The snail is the most critical element of the inner ear. It is divided into three chambers filled with liquid, called scale, that move spirally around the bone core. In the cochlea channel, there is the organ of Corti, who receives the sound. The Corti organ consists of supporting cells and many thousands of sensory cells. Each hair cell has up to 100 bristle hairs that translate mechanical movement into electrical sensory impulses that are transmitted directly to the brain. Read more on  Cochlea function.

Cochlea function

The function of the cochlea nerve begins when the sound vibrations hit the tympanic membrane. By hitting the bobbin, these vibrations have transformed into electrical signals that the cochlear nerve carries to the brain. The organ of Cochlea function will activate when vibrations sound waves travel through the ear and reach the oval window, a membrane at the entrance of the inner ear. When this membrane trembles, it makes wavelike motions in the fluid that fills the cochlea. These waves stimulate the hair cells to send messages to the brain.

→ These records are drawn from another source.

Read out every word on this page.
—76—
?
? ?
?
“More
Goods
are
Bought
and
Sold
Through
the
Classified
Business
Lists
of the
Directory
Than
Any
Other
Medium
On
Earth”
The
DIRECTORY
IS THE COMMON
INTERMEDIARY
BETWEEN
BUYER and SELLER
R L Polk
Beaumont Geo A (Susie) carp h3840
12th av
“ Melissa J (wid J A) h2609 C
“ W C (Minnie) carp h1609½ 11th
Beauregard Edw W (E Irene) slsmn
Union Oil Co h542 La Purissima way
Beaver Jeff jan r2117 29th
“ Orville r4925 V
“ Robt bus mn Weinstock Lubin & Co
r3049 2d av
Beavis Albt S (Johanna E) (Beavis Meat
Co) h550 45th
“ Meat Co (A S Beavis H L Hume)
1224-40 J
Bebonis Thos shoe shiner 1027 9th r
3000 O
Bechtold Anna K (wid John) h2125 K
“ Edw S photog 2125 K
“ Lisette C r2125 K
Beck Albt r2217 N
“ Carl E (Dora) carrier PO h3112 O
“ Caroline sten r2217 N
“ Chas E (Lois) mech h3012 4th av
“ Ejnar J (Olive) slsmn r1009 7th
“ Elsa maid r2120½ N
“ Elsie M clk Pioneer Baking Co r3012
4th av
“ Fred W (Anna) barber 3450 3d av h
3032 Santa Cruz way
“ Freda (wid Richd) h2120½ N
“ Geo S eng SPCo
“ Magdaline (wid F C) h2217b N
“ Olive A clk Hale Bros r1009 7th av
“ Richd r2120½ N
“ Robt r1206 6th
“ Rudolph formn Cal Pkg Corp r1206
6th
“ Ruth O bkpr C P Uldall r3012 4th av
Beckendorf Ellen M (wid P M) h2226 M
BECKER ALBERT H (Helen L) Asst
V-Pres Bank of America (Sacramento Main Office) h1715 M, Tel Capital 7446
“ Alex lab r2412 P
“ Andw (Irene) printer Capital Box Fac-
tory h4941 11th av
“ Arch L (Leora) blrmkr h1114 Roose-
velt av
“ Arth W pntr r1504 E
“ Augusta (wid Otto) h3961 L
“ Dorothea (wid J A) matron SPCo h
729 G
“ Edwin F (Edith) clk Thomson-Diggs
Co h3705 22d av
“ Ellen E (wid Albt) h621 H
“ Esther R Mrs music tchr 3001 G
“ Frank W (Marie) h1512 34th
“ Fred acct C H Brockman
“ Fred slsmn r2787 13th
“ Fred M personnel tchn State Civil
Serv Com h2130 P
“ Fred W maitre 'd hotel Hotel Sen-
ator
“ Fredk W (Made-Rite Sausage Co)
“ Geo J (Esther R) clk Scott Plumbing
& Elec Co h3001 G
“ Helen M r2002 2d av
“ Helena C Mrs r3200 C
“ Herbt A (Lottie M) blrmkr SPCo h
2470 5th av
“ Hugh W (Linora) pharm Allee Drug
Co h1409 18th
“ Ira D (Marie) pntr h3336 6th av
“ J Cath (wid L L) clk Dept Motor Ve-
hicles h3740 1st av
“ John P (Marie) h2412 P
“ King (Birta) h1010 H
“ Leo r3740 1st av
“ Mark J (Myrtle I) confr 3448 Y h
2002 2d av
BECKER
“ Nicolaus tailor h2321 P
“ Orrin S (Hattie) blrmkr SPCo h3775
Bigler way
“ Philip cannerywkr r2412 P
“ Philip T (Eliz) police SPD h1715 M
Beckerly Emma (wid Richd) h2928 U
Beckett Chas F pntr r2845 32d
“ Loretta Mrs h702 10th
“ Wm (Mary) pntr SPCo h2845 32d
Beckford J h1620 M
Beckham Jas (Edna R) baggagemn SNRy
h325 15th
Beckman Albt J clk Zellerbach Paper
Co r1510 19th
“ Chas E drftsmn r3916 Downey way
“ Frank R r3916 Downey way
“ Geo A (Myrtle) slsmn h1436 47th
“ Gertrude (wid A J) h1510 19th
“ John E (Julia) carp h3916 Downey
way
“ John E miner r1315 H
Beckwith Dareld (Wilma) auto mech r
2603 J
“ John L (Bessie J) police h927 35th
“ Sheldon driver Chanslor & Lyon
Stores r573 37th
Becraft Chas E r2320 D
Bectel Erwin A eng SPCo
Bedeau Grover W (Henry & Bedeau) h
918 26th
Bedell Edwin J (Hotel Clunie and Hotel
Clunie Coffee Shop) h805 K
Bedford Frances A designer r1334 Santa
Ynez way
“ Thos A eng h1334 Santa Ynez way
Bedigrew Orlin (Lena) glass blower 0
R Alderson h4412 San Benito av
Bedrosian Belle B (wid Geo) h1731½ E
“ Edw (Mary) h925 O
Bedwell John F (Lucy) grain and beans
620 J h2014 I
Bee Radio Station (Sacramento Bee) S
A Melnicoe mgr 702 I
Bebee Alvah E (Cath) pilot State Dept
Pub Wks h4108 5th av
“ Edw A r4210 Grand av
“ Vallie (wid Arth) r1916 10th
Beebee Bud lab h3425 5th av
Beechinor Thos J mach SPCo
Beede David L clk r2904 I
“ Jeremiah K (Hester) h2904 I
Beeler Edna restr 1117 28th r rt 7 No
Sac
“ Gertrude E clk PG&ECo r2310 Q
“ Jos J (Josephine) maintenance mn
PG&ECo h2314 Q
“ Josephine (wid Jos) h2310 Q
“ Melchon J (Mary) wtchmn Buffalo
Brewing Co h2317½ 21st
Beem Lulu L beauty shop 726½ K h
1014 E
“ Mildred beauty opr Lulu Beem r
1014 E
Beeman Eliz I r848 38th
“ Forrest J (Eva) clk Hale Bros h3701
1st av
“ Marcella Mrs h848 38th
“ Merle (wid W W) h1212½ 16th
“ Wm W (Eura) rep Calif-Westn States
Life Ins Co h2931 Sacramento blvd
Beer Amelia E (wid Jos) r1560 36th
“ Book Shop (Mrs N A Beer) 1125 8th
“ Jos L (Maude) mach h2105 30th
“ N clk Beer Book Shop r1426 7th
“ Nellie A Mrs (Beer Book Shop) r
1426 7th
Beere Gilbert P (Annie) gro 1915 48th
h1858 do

In cochlea function, the inner ear is also responsible for helping maintain balance. Sensory shapes within the vestibule and semicircular canals handle this. The cochlea nerve can be with many different disorders and diseases. These diseases can damage the nerves in the auditory system, causing hearing loss. Treatment of this hearing loss usually requires the use of hearing aids, in the form of cochlear implants. Cochlear implants are a very effective treatment because they often manage to restore a significant part of the lost hearing.



Other cochlea function

In the vestibule, there are two bags, a gulag and a basket, each containing a sensory patch called a spot.

The spots monitor the location of the head in relation to the ground. Tiny hair protruding from sensory cells is embedded in a gelatinous mass. When the head is tilted, gravity pulls the mass and stimulates the hair cells.

Each semicircular channel contains an ampoule or bulge that contains a receptor structure called crista ampullaris.

Crista ampullaris reacts to rotational movements. Her hair cells embedded in a gel-like mass in the shape of a cone, it is cupula.

When the liquid in the hemispherical channels rotates during movement, it displaces the cup that stimulates the hair cells. Our sense of balance is based on the sensual structures of the inner ear, as well as on the visual inputs and information received from receptors in the body, especially those around the joints.



Meniere’s disease is a unique, progressive disease of the inner ear. The complex manifestation presents diagnostic challenges. Cochlear symptoms often occur before dizziness and usually ignored. The aim of this study was to analyze the characteristics of cochlear symptoms and functions associated with Meniere’s disease in order to investigate the development of this disorder.


A retrospective study involved one hundred and fifteen patients who diagnosed with a single unilateral Meniere disease at the Hearing and Vestibular Clinic of the Beijing Otolaryngology Hospital from August 2013. Until November 2015, preliminary symptoms, duration from the initial symptoms to diagnosis, hearing thresholds, audiogram patterns, and caloric results collected and analyzed for each patient. Data analyzed using SPSS 13.0 statistical software using Spearman’s correlation, Kruskal-Wallis H test, Chi-square test, and Fisher’s exact test.